Comme l’amitié ne s’engendre que par des observations exactes & familieres, on forme un dessein ridicule, lors qu’on recherche les moyens de la faire naistre: L’on peut entreprendre de disposer les auditeurs, à servir celuy de qui l’on parle, à estre réjouy de ses prosperitez, & à estre triste de ses disgraces, & pour reüssir en cela, il suffit de representer agreablement le merite de ses actions.

On estime ceux qui font du bien aux pauvres, parce que les charitables sont desinteressez.

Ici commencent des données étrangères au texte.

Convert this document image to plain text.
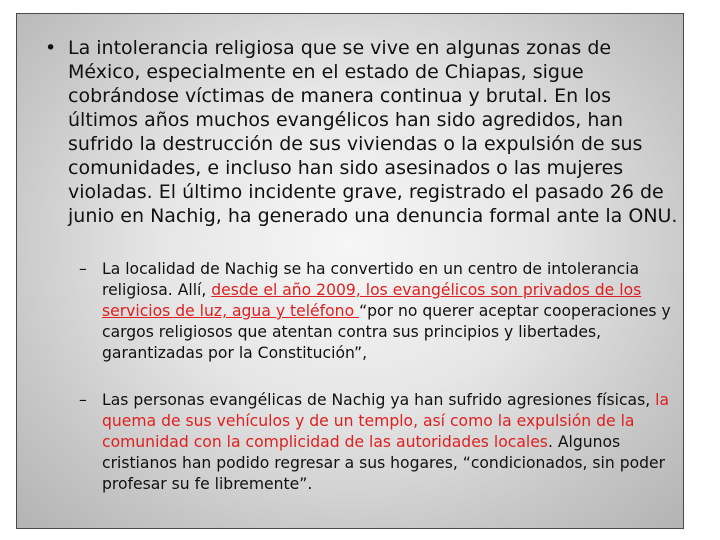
• La intolerancia religiosa que se vive en algunas zonas de México, especialmente en el estado de Chiapas, sigue cobrándose víctimas de manera continua y brutal. En los últimos años muchos evangélicos han sido agredidos, han sufrido la destrucción de sus viviendas o la expulsión de sus comunidades, e incluso han sido asesinados o las mujeres violadas. El último incidente grave, registrado el pasado 26 de junio en Nachig, ha generado una denuncia formal ante la ONU.
– La localidad de Nachig se ha convertido en un centro de intolerancia religiosa. Allí, desde el año 2009, los evangélicos son privados de los servicios de luz, agua y teléfono “por no querer aceptar cooperaciones y cargos religiosos que atentan contra sus principios y libertades, garantizadas por la Constitución”,
– Las personas evangélicas de Nachig ya han sufrido agresiones físicas, la quema de sus vehículos y de un templo, así como la expulsión de la comunidad con la complicidad de las autoridades locales. Algunos cristianos han podido regresar a sus hogares, “condicionados, sin poder profesar su fe libremente”.
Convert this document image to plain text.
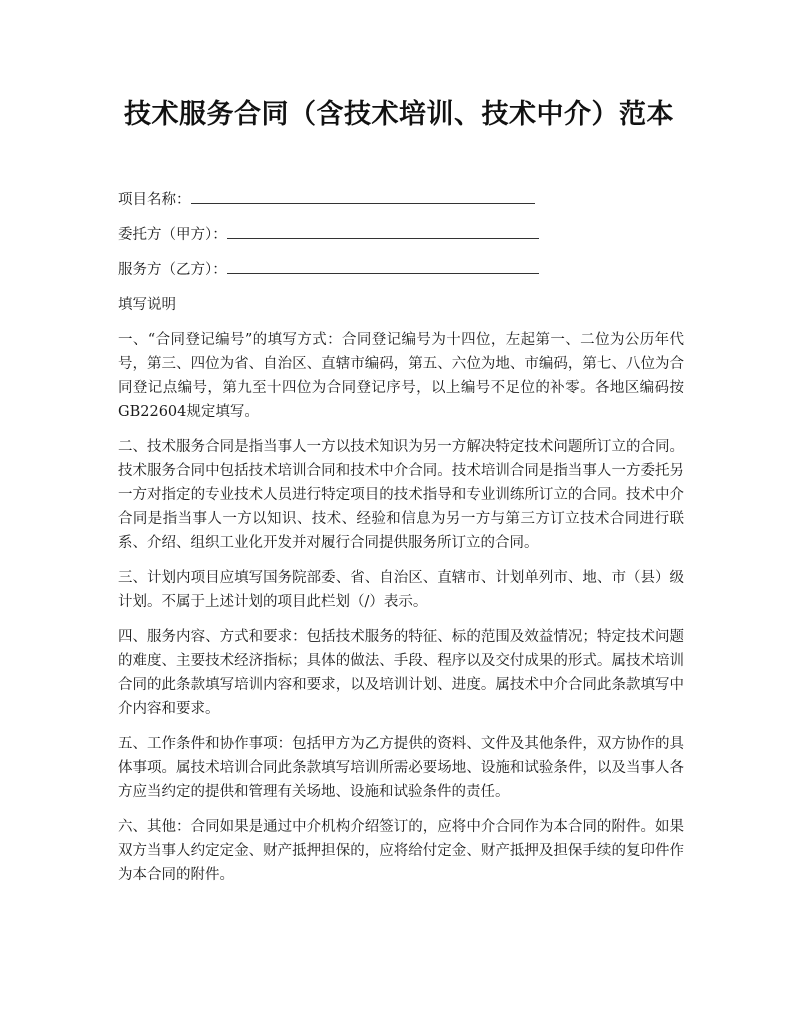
技术服务合同（含技术培训、技术中介）范本
项目名称：
委托方（甲方）：
服务方（乙方）：

填写说明

一、“合同登记编号”的填写方式：合同登记编号为十四位，左起第一、二位为公历年代号，第三、四位为省、自治区、直辖市编码，第五、六位为地、市编码，第七、八位为合同登记点编号，第九至十四位为合同登记序号，以上编号不足位的补零。各地区编码按GB22604规定填写。

二、技术服务合同是指当事人一方以技术知识为另一方解决特定技术问题所订立的合同。技术服务合同中包括技术培训合同和技术中介合同。技术培训合同是指当事人一方委托另一方对指定的专业技术人员进行特定项目的技术指导和专业训练所订立的合同。技术中介合同是指当事人一方以知识、技术、经验和信息为另一方与第三方订立技术合同进行联系、介绍、组织工业化开发并对履行合同提供服务所订立的合同。

三、计划内项目应填写国务院部委、省、自治区、直辖市、计划单列市、地、市（县）级计划。不属于上述计划的项目此栏划（/）表示。

四、服务内容、方式和要求：包括技术服务的特征、标的范围及效益情况；特定技术问题的难度、主要技术经济指标；具体的做法、手段、程序以及交付成果的形式。属技术培训合同的此条款填写培训内容和要求，以及培训计划、进度。属技术中介合同此条款填写中介内容和要求。

五、工作条件和协作事项：包括甲方为乙方提供的资料、文件及其他条件，双方协作的具体事项。属技术培训合同此条款填写培训所需必要场地、设施和试验条件，以及当事人各方应当约定的提供和管理有关场地、设施和试验条件的责任。

六、其他：合同如果是通过中介机构介绍签订的，应将中介合同作为本合同的附件。如果双方当事人约定定金、财产抵押担保的，应将给付定金、财产抵押及担保手续的复印件作为本合同的附件。
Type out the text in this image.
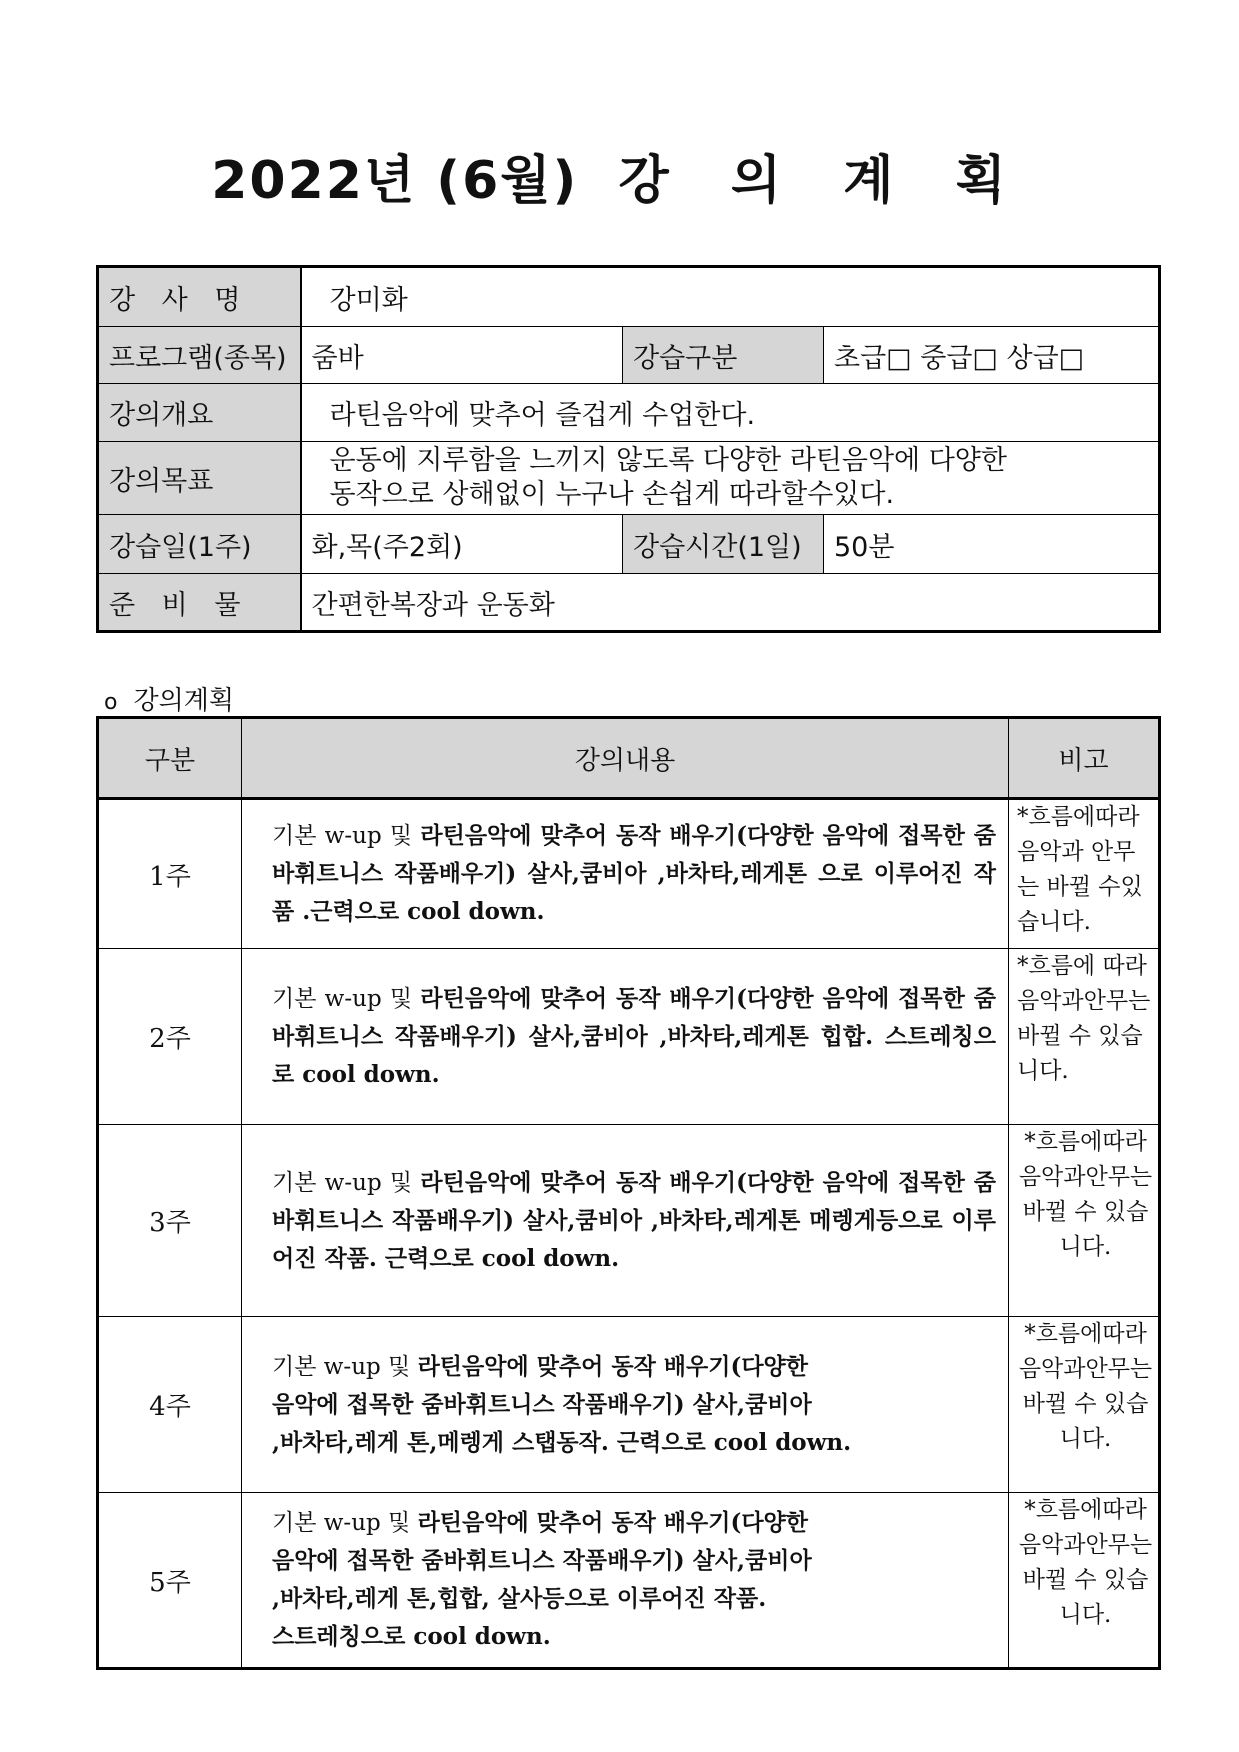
2022년 (6월) 강 의 계 획
강 사 명	강미화		
프로그램(종목)	줌바	강습구분	초급□ 중급□ 상급□
강의개요	라틴음악에 맞추어 즐겁게 수업한다.		
강의목표	운동에 지루함을 느끼지 않도록 다양한 라틴음악에 다양한
동작으로 상해없이 누구나 손쉽게 따라할수있다.		

강습일(1주)	화,목(주2회)	강습시간(1일)	50분
준 비 물	간편한복장과 운동화		

o 강의계획

구분	강의내용	비고
1주	기본 w-up 및 라틴음악에 맞추어 동작 배우기(다양한 음악에 접목한 줌바휘트니스 작품배우기) 살사,쿰비아 ,바차타,레게톤 으로 이루어진 작품 .근력으로 cool down.	*흐름에따라 음악과 안무는 바뀔 수있습니다.
2주	기본 w-up 및 라틴음악에 맞추어 동작 배우기(다양한 음악에 접목한 줌바휘트니스 작품배우기) 살사,쿰비아 ,바차타,레게톤 힙합. 스트레칭으로 cool down.	*흐름에 따라 음악과안무는 바뀔 수 있습니다.
3주	기본 w-up 및 라틴음악에 맞추어 동작 배우기(다양한 음악에 접목한 줌바휘트니스 작품배우기) 살사,쿰비아 ,바차타,레게톤 메렝게등으로 이루어진 작품. 근력으로 cool down.	*흐름에따라 음악과안무는 바뀔 수 있습니다.
4주	기본 w-up 및 라틴음악에 맞추어 동작 배우기(다양한
음악에 접목한 줌바휘트니스 작품배우기) 살사,쿰비아
,바차타,레게 톤,메렝게 스탭동작. 근력으로 cool down.	*흐름에따라 음악과안무는 바뀔 수 있습니다.
5주	기본 w-up 및 라틴음악에 맞추어 동작 배우기(다양한
음악에 접목한 줌바휘트니스 작품배우기) 살사,쿰비아
,바차타,레게 톤,힙합, 살사등으로 이루어진 작품.
스트레칭으로 cool down.	*흐름에따라 음악과안무는 바뀔 수 있습니다.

On estime ceux qui donnent avecque promptitude, avecque grace, parce que pour donner de ce bel air, il faut estre détaché des choses dont on fait largesse.

On estime ceux qui dans l’impuissance de se servir de leur bource, oblïgent de leur credit, de leurs sollicitations, parce que c’est un témoignage qu’ils sont pleins de bonne volonté.

On estime ceux qui avant que de s’acquitter de ce qu’ils doivent à la vertu, s’acquittent de ce qu’ils doivent à la conscience, parce que c’est une preuve qu’ils hayssent les rapines & les extorsions.

On estime ceux qui reconnoissent les moindres bien-faits, parce que pour estre reconnoissans jusques à ce point, il faut avoir une extreme aversion pour l’ingratitude.

On estime ceux qui ayment les absens comme les presens, parce que c’est aymer constamment.

On estime ceux qui regardent plustost la personne que la fortune, parce que ces sortes d’amis sont à l’épreuve des vicissitudes du monde.

On estime ceux qui regardent le secret, parce qu’ils respectent la consiance.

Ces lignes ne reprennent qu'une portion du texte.